POC: Add support for per project repo client

[ywangd]

The intention of this draft PR is to get agreement on the approach for managing per-project repository clients. The current changes are for s3 only. But similar change should be possible for Azure and GCS as well. I do plan to have PoC for at least one of them as well. Raising the initial PR for early feedback.

A few things worth note for the per-project clients are:

• Creation and deletion/rebuilding by listening to project secrets changes in cluster state
• Separate from and does not work with the reloadable plugin framework which is still used in single-default-project mode and Serverless MP cluster level client.
• Each project is managed separately so that update to one does not impact another. Within the same project, updating/closing one client leads to rebuild of clients of the project. This is similar to how we rebuild all clients with the update from the reloadable plugin interface.
• Do not support overriding cilent settings with repo settings which is still supported in the single-default-project mode.

Relates: ES-11383

[ywangd]

This is the main interface to access repo client for different scopes. Note the usage of null projectId for cluster level blobstore similar to how cluster level persistent task is handled.

[ywangd]

@DaveCTurner @henningandersen I updated the PR with changes to GCS repository clients as well. Also tightened up clientReference management for S3.

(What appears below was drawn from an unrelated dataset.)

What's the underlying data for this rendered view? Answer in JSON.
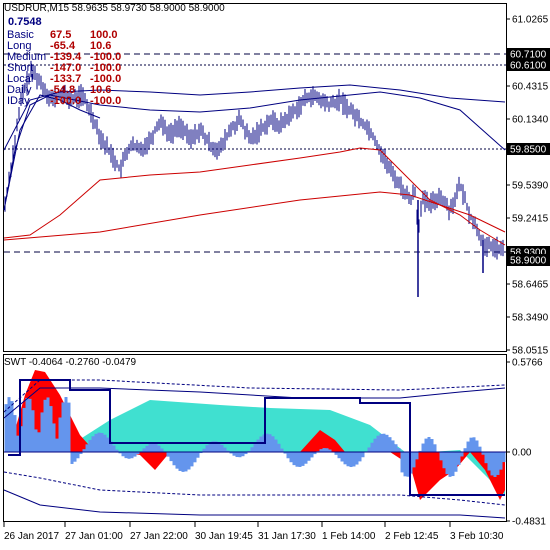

Overall the S3 changes have more complexity due to refcounting for the clients. I ended up using synchronized blocks similar to the existing code. The sychronization is per-project and needed only when there are project creation/deletion and clients setting update so that the contention should be rather low.

GCS repo does not allow overriding client settings with repo settings. So it might be feasible to merge the per-project client manager with the existing clientsCache. But for now, I am having them separate since it feels easier to reason with the changes. It might also make sense to keep them separate long term because the clients are refreshed with different mechanisms, reloadable plugin vs cluster state listener.

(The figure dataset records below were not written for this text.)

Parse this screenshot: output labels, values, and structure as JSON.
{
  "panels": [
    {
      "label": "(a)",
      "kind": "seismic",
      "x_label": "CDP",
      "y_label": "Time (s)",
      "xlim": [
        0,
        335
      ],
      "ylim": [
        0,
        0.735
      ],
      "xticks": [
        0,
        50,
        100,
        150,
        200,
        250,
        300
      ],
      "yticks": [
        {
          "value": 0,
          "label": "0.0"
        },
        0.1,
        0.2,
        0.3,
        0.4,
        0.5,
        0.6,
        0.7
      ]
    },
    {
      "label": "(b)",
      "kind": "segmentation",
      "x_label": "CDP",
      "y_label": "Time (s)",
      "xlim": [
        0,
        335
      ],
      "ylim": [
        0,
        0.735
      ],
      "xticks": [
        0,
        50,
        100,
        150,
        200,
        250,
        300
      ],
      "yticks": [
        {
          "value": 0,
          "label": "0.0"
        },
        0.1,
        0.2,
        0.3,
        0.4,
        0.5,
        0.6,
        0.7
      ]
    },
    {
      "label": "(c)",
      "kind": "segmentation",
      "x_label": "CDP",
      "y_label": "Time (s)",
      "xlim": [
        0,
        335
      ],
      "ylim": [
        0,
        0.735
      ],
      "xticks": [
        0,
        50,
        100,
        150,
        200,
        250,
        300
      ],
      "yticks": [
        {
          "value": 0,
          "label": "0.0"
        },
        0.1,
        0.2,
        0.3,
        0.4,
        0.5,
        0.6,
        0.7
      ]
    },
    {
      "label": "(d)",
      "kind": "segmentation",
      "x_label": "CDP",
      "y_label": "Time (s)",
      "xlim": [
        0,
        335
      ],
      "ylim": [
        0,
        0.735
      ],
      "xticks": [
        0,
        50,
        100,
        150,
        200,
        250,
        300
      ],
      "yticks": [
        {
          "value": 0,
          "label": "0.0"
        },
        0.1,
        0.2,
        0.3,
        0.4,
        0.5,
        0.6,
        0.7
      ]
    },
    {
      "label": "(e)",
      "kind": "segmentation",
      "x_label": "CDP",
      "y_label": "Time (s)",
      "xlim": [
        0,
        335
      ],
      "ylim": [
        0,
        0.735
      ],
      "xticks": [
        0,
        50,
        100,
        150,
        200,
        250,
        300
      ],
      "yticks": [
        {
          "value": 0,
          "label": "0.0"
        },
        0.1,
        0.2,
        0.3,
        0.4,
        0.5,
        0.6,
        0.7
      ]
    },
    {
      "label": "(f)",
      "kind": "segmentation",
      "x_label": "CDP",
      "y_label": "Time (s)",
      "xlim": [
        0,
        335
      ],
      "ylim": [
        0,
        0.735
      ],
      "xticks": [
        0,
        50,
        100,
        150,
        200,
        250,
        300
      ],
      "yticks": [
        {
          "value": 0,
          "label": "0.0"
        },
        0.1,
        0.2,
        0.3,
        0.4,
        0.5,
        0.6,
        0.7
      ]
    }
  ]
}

Since Azure does not have a clients cache, I think the changes should be relatively straightforward. It also does not allow overriding client settings with repo settings.

Given this the draft status of the PR, I am mostly seeking for consensus of the overall approach, e.g. separate per-project and existing client management, how the per-project manager is hooked and how project-id is passed around and used. Thanks!

[DaveCTurner]

I ended up using synchronized blocks similar to the existing code.

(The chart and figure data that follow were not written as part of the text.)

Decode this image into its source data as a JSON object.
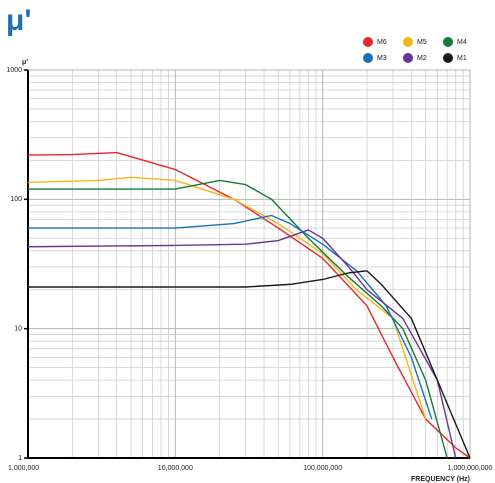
{
  "chart_data": {
    "type": "line",
    "title": "μ'",
    "y_label": "μ'",
    "x_label": "FREQUENCY (Hz)",
    "log_x": true,
    "log_y": true,
    "grid": true,
    "xlim": [
      1000000,
      1000000000
    ],
    "ylim": [
      1,
      1000
    ],
    "xticks": [
      {
        "value": 1000000,
        "label": "1,000,000"
      },
      {
        "value": 10000000,
        "label": "10,000,000"
      },
      {
        "value": 100000000,
        "label": "100,000,000"
      },
      {
        "value": 1000000000,
        "label": "1,000,000,000"
      }
    ],
    "yticks": [
      1,
      10,
      100,
      1000
    ],
    "series": [
      {
        "name": "M6",
        "color": "#e8262b",
        "x": [
          1000000,
          2000000,
          4000000,
          10000000,
          25000000,
          50000000,
          100000000,
          200000000,
          300000000,
          500000000,
          800000000,
          1000000000
        ],
        "values": [
          220,
          222,
          230,
          170,
          100,
          60,
          35,
          15,
          6,
          2,
          1.2,
          1
        ]
      },
      {
        "name": "M5",
        "color": "#f5b717",
        "x": [
          1000000,
          3000000,
          5000000,
          10000000,
          25000000,
          50000000,
          100000000,
          170000000,
          300000000,
          500000000
        ],
        "values": [
          135,
          140,
          148,
          140,
          100,
          65,
          38,
          20,
          12,
          2
        ]
      },
      {
        "name": "M4",
        "color": "#137a3c",
        "x": [
          1000000,
          10000000,
          20000000,
          30000000,
          45000000,
          80000000,
          150000000,
          250000000,
          350000000,
          500000000,
          700000000
        ],
        "values": [
          120,
          120,
          140,
          130,
          100,
          50,
          25,
          15,
          10,
          4,
          1
        ]
      },
      {
        "name": "M3",
        "color": "#1a72bb",
        "x": [
          1000000,
          10000000,
          25000000,
          45000000,
          60000000,
          100000000,
          170000000,
          270000000,
          400000000,
          550000000
        ],
        "values": [
          60,
          60,
          65,
          75,
          65,
          45,
          28,
          15,
          6,
          2
        ]
      },
      {
        "name": "M2",
        "color": "#6b3496",
        "x": [
          1000000,
          10000000,
          30000000,
          50000000,
          80000000,
          100000000,
          150000000,
          200000000,
          350000000,
          600000000,
          800000000
        ],
        "values": [
          43,
          44,
          45,
          48,
          58,
          50,
          30,
          20,
          12,
          4,
          1
        ]
      },
      {
        "name": "M1",
        "color": "#1a1a1a",
        "x": [
          1000000,
          30000000,
          60000000,
          100000000,
          150000000,
          200000000,
          250000000,
          400000000,
          600000000,
          1000000000
        ],
        "values": [
          21,
          21,
          22,
          24,
          27,
          28,
          22,
          12,
          4,
          1
        ]
      }
    ]
  }
}
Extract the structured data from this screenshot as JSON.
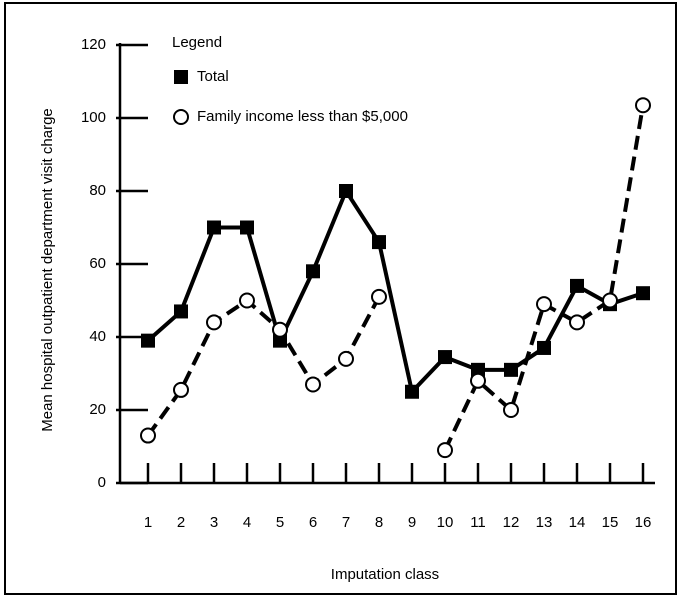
{
  "chart_data": {
    "type": "line",
    "y_label": "Mean hospital outpatient department visit charge",
    "x_label": "Imputation class",
    "legend_title": "Legend",
    "categories": [
      "1",
      "2",
      "3",
      "4",
      "5",
      "6",
      "7",
      "8",
      "9",
      "10",
      "11",
      "12",
      "13",
      "14",
      "15",
      "16"
    ],
    "series": [
      {
        "name": "Total",
        "color": "#000000",
        "marker": "square",
        "line_style": "solid",
        "values": [
          39,
          47,
          70,
          70,
          39,
          58,
          80,
          66,
          25,
          34.5,
          31,
          31,
          37,
          54,
          49,
          52
        ]
      },
      {
        "name": "Family income less than $5,000",
        "color": "#000000",
        "marker": "circle",
        "line_style": "dashed",
        "values": [
          13,
          25.5,
          44,
          50,
          42,
          27,
          34,
          51,
          null,
          9,
          28,
          20,
          49,
          44,
          50,
          103.5
        ]
      }
    ],
    "ylim": [
      0,
      120
    ],
    "yticks": [
      0,
      20,
      40,
      60,
      80,
      100,
      120
    ],
    "legend": "upper left"
  }
}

I'm not a huge fan of creating/closing the clients while holding a mutex, I think we might need something more refined here, especially since with this change we now might block the cluster applier thread on this work. The CHM-based approach in GCS is better, but still blocking. Creating a client should be cheap enough that if we cannot find a cached client then we can optimistically create a fresh one before trying to replace it in the map, accepting that if multiple threads do this then we'd want to discard the clients created by the threads that lost the race.

Note that with SDKv2 we will own the lifecycle of the HTTP client independently of the S3 SDK client, so could potentially share the HTTP client across multiple projects.

For my education, are we going to be accepting credentials via file-based settings and putting them in the cluster state, or do those still use the keystore?

[ywangd]

Thanks for the feedback, David.

For CHM usages, there are two levels. The first one is Map<ProjectId, ClientsHolder> which tracks the live projects based on cluster state updates. I think this usage is unavoidable? But it should have no contention since all updates happen in the applier thread. The second level CHM usage is inside GCS's ClientsHolder, i.e. clientCache. This one is nevered called on the applier thread. So should have no issue.

I agree that the synchronized usage is not desirable. I tried to avoid it initially but it proved to be difficult while maintaining the current semantics. It might be possible if we are ok with creating the same client more than once as you suggested. But I wonder whether you think it would be an acceptable solution to simply fork client closing to a different thread? Closing the clients is the only use case in the applier thread where it runs into synchronization. Since there is no requirement to close the clients synchronously, I feel this could be a simple solution while maintain all existing semantics. In fact, I think we do want to move closing the clients to a different thread regardless of the synchronization since it might be itself expensive (by closing the underlying s3 sdk client). What do you think?

are we going to be accepting credentials via file-based settings and putting them in the cluster state, or do those still use the keystore?

Per-project credentials will be via per-project file-based secrets (see ReservedProjectSecretsAction in the serverless repo). Cluster level credentials will still be provisioned as is, i.e. via the reloadable plugin mechanism that originated from the keystore time.

[DaveCTurner]

I think we do want to move closing the clients to a different thread regardless of the synchronization since it might be itself expensive (by closing the underlying s3 sdk client). What do you think?

Yes I agree. We should probably block the doClose() of the S3Service until all the clients have finished closing as well. That's probably enough to keep the blocking away from the cluster applier indeed.

[ywangd]

I assume we are OK with the overall approach and I will go ahead to raise the formal PR for s3 first. Thanks for the discussion!